そう思ったときには反射的に身体が動いていた。戦っている相手が自分の背後にまわってきたら次に何をするか、相手が飛び道具を持っていない場合に考えられる行動は。この一年間の掃除人としての経験――否、それよりももっと前、中学のとき、僕をこんな能力に目覚めさせたあの些細で重い喧嘩が、考えるよりも早く身体を動かしてくれた。
僕が身体を捻らせたからか、右の脇腹には姉さんのエルボーがクリーンヒットしている。でも、その代わりに僕の裏拳が姉さんのこめかみをとらえていた。勿論、能力は使わない状態で。
「うげっ……」
脇腹の痛みに、肘が生み出す破壊力を文字通り痛感しつつ、僕はおかしな声をあげた。でも、口角は自然と上がってしまう。
脇腹をおさえつつ前を向くと、こめかみの辺りをおさえつつフラフラとしている姉さんに襲い掛かろうとする黒い影が見えた。

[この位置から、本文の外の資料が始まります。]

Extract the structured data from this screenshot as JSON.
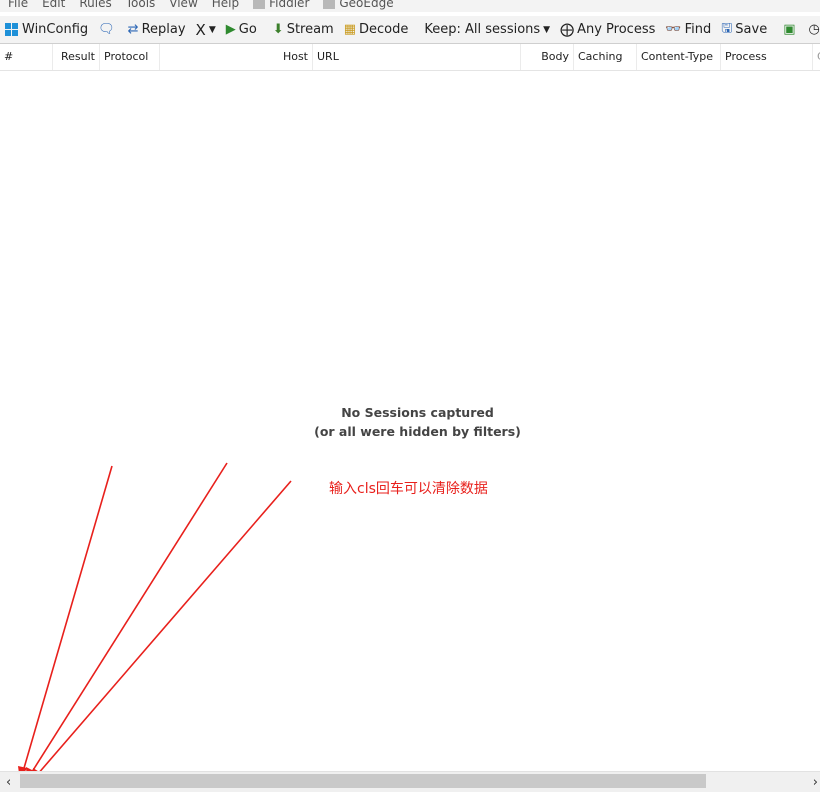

「熊くんが一発いれたので、ここからはくもも参戦するです」
今まで手を出してこなかった気遣いに感謝しつつ、それに応えるため、僕は姉さんにはっきりと告げる。
「僕と姉さんは同じようで違うよ」
確かに、僕は人を殺すことに魅せられてしまっているかもしれない。壊すことに、楽しみを見いだしてしまっているかもしれない。でも、それを身近な人に向けようなんてことは決して思わない。明紀や蜂、或いは蜘蛛ちゃんや狐さん、勿論姉さんだって。身近な人を殺すなんて響きに覚える嫌悪感は確かなはずだ。
「僕は姉さんと敵対する」
身近な人、肉親を実際に殺した姉さんとは敵対する。僕は、他人だから殺せる。どうでもいい人だから、殺すことに快感すら覚えるのだと最低な考えを持ちながら。